Chapitre III, partie I
Eleonaure se réveilla dès les premières lumières de l’aube. Elle rejeta vivement ses couvertures et fit une rapide toilette. Elle décida de mettre sa tenue d’équitation qui était constituée d’un pantalon confortable de wilf noir et un gilet gris. Elle passa à l’écurie et prépara Crème pour son entraînement. Ensuite elle se dirigea au petit trot vers la piste d’entraînement. Arthrys était déjà là. Il installait des cerceaux multicolores sur de fin battons. Il se retourna pour la saluer
« Etes-vous prête ? Essayez de mettre un maximum de flèches dans chaque cercle. »
Eleonaure acquiesça et mit sa jument au trot. Crème avait une allure ample permettant à sa cavalière de se mettre en suspension en ne pensant à rien d’autre qu’à ses flèches. Déjà le premier cerceau se profilait. Eleonaure y mit deux flèches lorsqu’elle se rendit compte que le deuxième cercle était passé. ‘Je ne peux pas retourner en arrière il faut, que je sois plus attentive.’ Eleonaure décida de ne mettre seulement qu’une flèche par anneau et en mit trois dans le dernier. Elle revint avec une boule d’appréhension au ventre. Elle guettait le verdict d’Arthrys. Il la regarda avec un sourire aux lèvres.

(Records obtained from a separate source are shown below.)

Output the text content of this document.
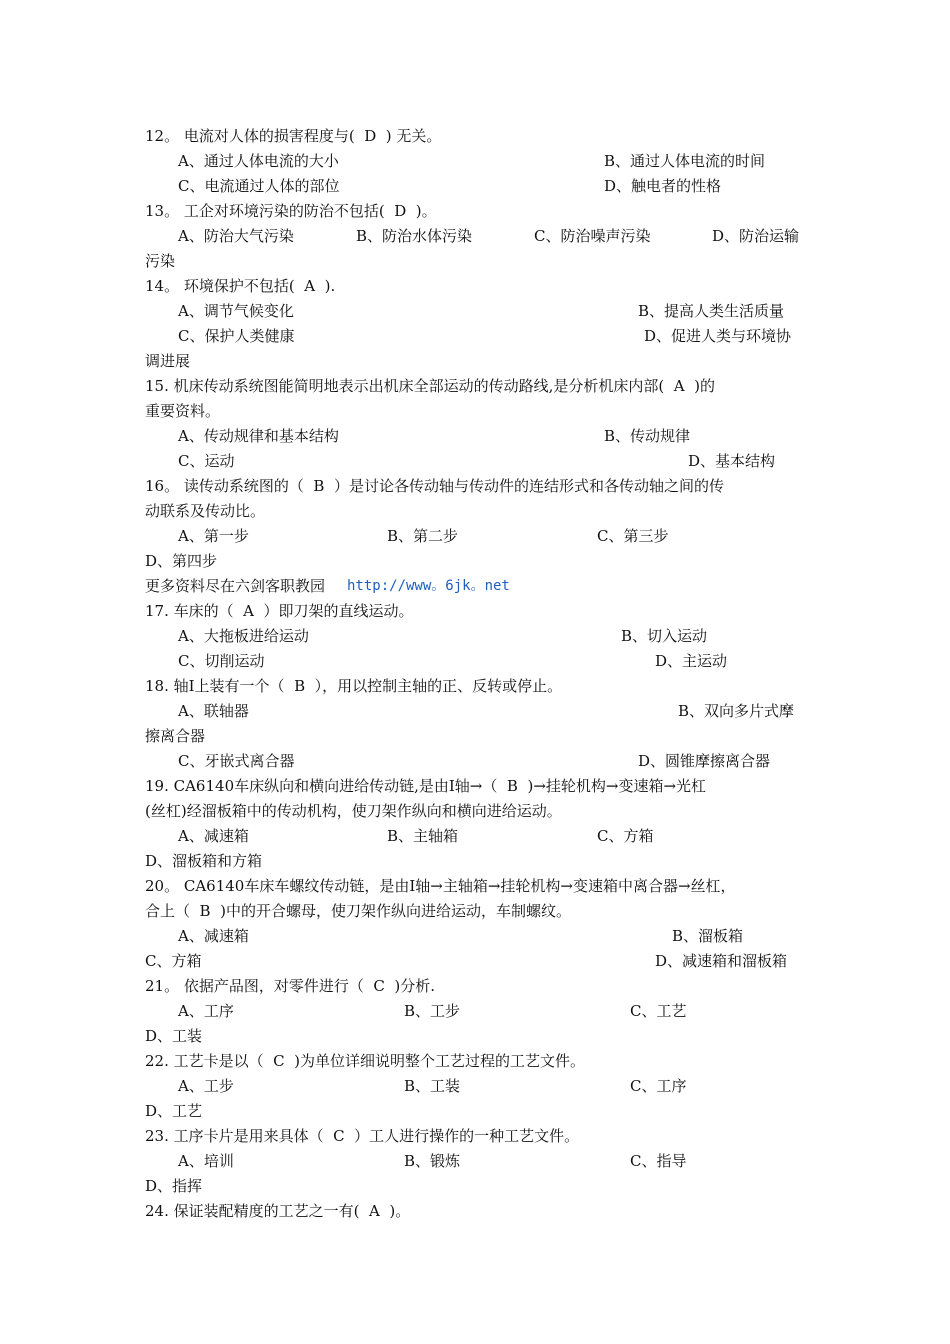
12。 电流对人体的损害程度与(  D  ) 无关。
A、通过人体电流的大小	B、通过人体电流的时间
C、电流通过人体的部位	D、触电者的性格
13。 工企对环境污染的防治不包括(  D  )。
A、防治大气污染	B、防治水体污染	C、防治噪声污染	D、防治运输
污染
14。 环境保护不包括(  A  ).
A、调节气候变化	B、提高人类生活质量
C、保护人类健康	D、促进人类与环境协
调进展
15. 机床传动系统图能简明地表示出机床全部运动的传动路线,是分析机床内部(  A  )的
重要资料。
A、传动规律和基本结构	B、传动规律
C、运动	D、基本结构
16。 读传动系统图的（  B  ）是讨论各传动轴与传动件的连结形式和各传动轴之间的传
动联系及传动比。
A、第一步	B、第二步	C、第三步
D、第四步
更多资料尽在六剑客职教园 http://www。6jk。net
17. 车床的（  A  ）即刀架的直线运动。
A、大拖板进给运动	B、切入运动
C、切削运动	D、主运动
18. 轴Ⅰ上装有一个（  B  ），用以控制主轴的正、反转或停止。
A、联轴器	B、双向多片式摩
擦离合器
C、牙嵌式离合器	D、圆锥摩擦离合器
19. CA6140车床纵向和横向进给传动链,是由Ⅰ轴→（  B  )→挂轮机构→变速箱→光杠
(丝杠)经溜板箱中的传动机构，使刀架作纵向和横向进给运动。
A、减速箱	B、主轴箱	C、方箱
D、溜板箱和方箱
20。 CA6140车床车螺纹传动链，是由Ⅰ轴→主轴箱→挂轮机构→变速箱中离合器→丝杠，
合上（  B  )中的开合螺母，使刀架作纵向进给运动，车制螺纹。
A、减速箱	B、溜板箱
C、方箱	D、减速箱和溜板箱
21。 依据产品图，对零件进行（  C  )分析.
A、工序	B、工步	C、工艺
D、工装
22. 工艺卡是以（  C  )为单位详细说明整个工艺过程的工艺文件。
A、工步	B、工装	C、工序
D、工艺
23. 工序卡片是用来具体（  C  ）工人进行操作的一种工艺文件。
A、培训	B、锻炼	C、指导
D、指挥
24. 保证装配精度的工艺之一有(  A  )。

« Tu vois, il te reste tout de même des choses à apprendre. Mais avec de l’entraînement tu y arriveras facilement. »
Tout en retenant son rire devant le visage malheureux de son élève:
« Je t’ai commandé un nouvel arc. Je le recevrais d’ici peu. Continues, nous nous arrêterons aux environs de midi. »
Eleonaure partit récupérer ses flèches et recommença l’exercice.
Aujourd’hui Eleonaure était plongée dans l’étude de la civilisation des elfes de la forêt noire, lorsqu’elle fut interrompue par deux coups donnés à sa porte. Elle se leva et ouvrit. Arthrys lui faisait face, il tenait derrière son dos un long paquet. Eleonaure le fit entrer et lui proposa de s’asseoir, ce qu’il fit après lui avoir remis son colis. Elle l’ouvrit et dévoila ainsi l’arc promis.
« Il est fait en un mélange de hêtre et de cerisier. Ce qui explique sa couleur rosée. La corde est un savant tissage de crins de licorne noire. Je ne l’ai attaché que d’un coté pour que tu puisses le faire toi-même, tu pourras voir qu’il est très facile à manier. »
Eleonaure s’exécuta et en profita pour remarquer les arabesques de couleur lune imprimées sur le bois de l’arc.
« Il est vraiment magnifique. C’est du bel ouvrage. Il a du donner du mal à l’artisan qui l’a conçut. »
Arthrys confirma de la tête. Il se tordit sur sa chaise avant de demander.
« Pourquoi as-tu choisis le tir à l’arc ? » Les doigts d’Eleonaure se crispèrent sur la partie boisée de l’arc et répondit d’un ton le plus égal possible.
« C’est en partie à cause de ma mère. »
Arthrys fut déconcerté par sa réponde. Ne comprenant pas, il l’encouragea du regard à continuer. La lèvre inférieure d’Eleonaure trembla légèrement ; elle reprit contenance avant de se reprendre
« Maman est morte à cause d’un combat à l’épée. Son adversaire était plus puissant et épéiste de renom. C’est pour cela que je déteste l’épée. »
Sa tête s’abaissa légèrement, son menton trembla. Elle renifla. Arthrys se leva la prit dans ses bras. Il resta silencieux un instant, semblant peser le pour et le contre de ce qu’il allait lui révéler. Choisissant la voie de la vérité, il lui dit d’une voix la plus posée possible.
« C’est faux ! ta mère est morte empoisonnée. Je le sais car ma mère a veillé la tienne tout au long de son agonie. Son daimon était comme fou, il s’était transformé en un petit dragon. Il interdisait à presque tout le monde l’accès à son lit. C’est d’ailleurs pour ça qu’il est mort. » Eleonaure se dégagea.
« Tu crois que c’est pour ça qu’il est… » Arthrys haussa les épaules.
« Comment le serais-je ! Je n’en ai jamais eu. »
Eleonaure se força à sourire, se redressa et lui proposa une promenade. Arthrys accepta volontiers. Ils arrivèrent à l’écurie et prirent chacun leur monture favorite. Ils passèrent un excellant après midi de jeu, de rire et de cavalcade. Eleonaure rentra fourbue le soir, et partit se coucher car elle avait une mission à accomplir pour le lendemain. Elle devait rencontrer une famille de paysans qui réclamait l’intervention d’un membre de la famille des Larth.
Malgré la fatigue physique, elle ne s’endormit qu’après avoir longuement pleuré.